![]() |
Ilustrasi |
Oleh: M. Irwan P. Ratu Bangsawan
Pemimpin Redaksi Banyuasin Pos
Di Gaza, langkah-langkah kecil kini terdengar di antara reruntuhan yang diam. Rumah-rumah yang dulu menjadi saksi tawa anak-anak kini hanya menyisakan puing dan debu, namun warga tetap melangkah pulang. Ada sesuatu yang lembut dalam cara mereka menapaki tanah yang pernah menangis — seolah ingin berkata, “Kami masih di sini, meski dunia sempat lupa.”

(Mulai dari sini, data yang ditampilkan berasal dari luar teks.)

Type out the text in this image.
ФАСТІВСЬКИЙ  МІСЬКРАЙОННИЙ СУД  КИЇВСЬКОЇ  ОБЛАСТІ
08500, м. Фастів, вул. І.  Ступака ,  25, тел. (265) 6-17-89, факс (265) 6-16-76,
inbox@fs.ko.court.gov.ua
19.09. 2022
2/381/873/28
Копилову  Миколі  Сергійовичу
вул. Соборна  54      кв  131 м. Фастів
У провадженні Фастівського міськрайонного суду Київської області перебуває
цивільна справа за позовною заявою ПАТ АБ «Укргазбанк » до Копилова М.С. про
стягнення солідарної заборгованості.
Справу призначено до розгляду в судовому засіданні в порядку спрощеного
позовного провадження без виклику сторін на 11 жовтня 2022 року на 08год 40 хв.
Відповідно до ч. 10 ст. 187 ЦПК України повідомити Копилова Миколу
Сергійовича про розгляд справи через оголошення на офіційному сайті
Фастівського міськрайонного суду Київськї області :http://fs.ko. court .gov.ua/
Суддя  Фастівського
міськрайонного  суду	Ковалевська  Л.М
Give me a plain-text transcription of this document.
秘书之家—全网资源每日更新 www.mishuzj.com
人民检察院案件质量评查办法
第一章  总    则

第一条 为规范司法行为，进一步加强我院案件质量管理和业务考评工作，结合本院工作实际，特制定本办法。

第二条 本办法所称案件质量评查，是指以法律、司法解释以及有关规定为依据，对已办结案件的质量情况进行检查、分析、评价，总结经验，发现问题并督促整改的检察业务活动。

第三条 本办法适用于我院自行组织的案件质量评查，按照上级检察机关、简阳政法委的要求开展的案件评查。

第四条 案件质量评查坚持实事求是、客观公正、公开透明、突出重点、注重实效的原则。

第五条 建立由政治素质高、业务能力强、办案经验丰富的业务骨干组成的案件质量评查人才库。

Bagi mereka, pulang bukan sekadar kembali ke tempat tinggal. Pulang adalah menyambut kenangan yang tersisa, memungut fragmen kehidupan yang tercecer di antara serpihan. Seorang ibu membawa karung pakaian, seorang ayah menyingkirkan batu bata sisa rumah mereka, dan anak-anak tetap menggenggam mainan yang hampir hancur. Semua itu menjadi tanda bahwa manusia selalu menemukan cara untuk bertahan, bahkan ketika dunia tampak tak bersahabat.
Perdamaian diumumkan dari jauh, dari podium-podium yang mewah dan layar kaca. Namun di Gaza, kedamaian terasa seperti embun pagi: rapuh, sejuk, dan menenangkan hati yang lelah. Warga belajar menerima bahwa damai itu bukan sekadar kata, tapi tindakan — menata kembali rumah, menyapa tetangga, dan menyulam kehidupan dari reruntuhan yang tersisa.
Langkah mereka ringan, tapi hati mereka berat. Ada kesedihan yang terselip di antara senyum, ada kerinduan yang tersembunyi di balik pandangan yang tajam. Semua yang terjadi selama perang meninggalkan bekas yang tak terlihat oleh dunia luar, tapi jelas terasa di setiap sudut jalan dan dinding yang retak.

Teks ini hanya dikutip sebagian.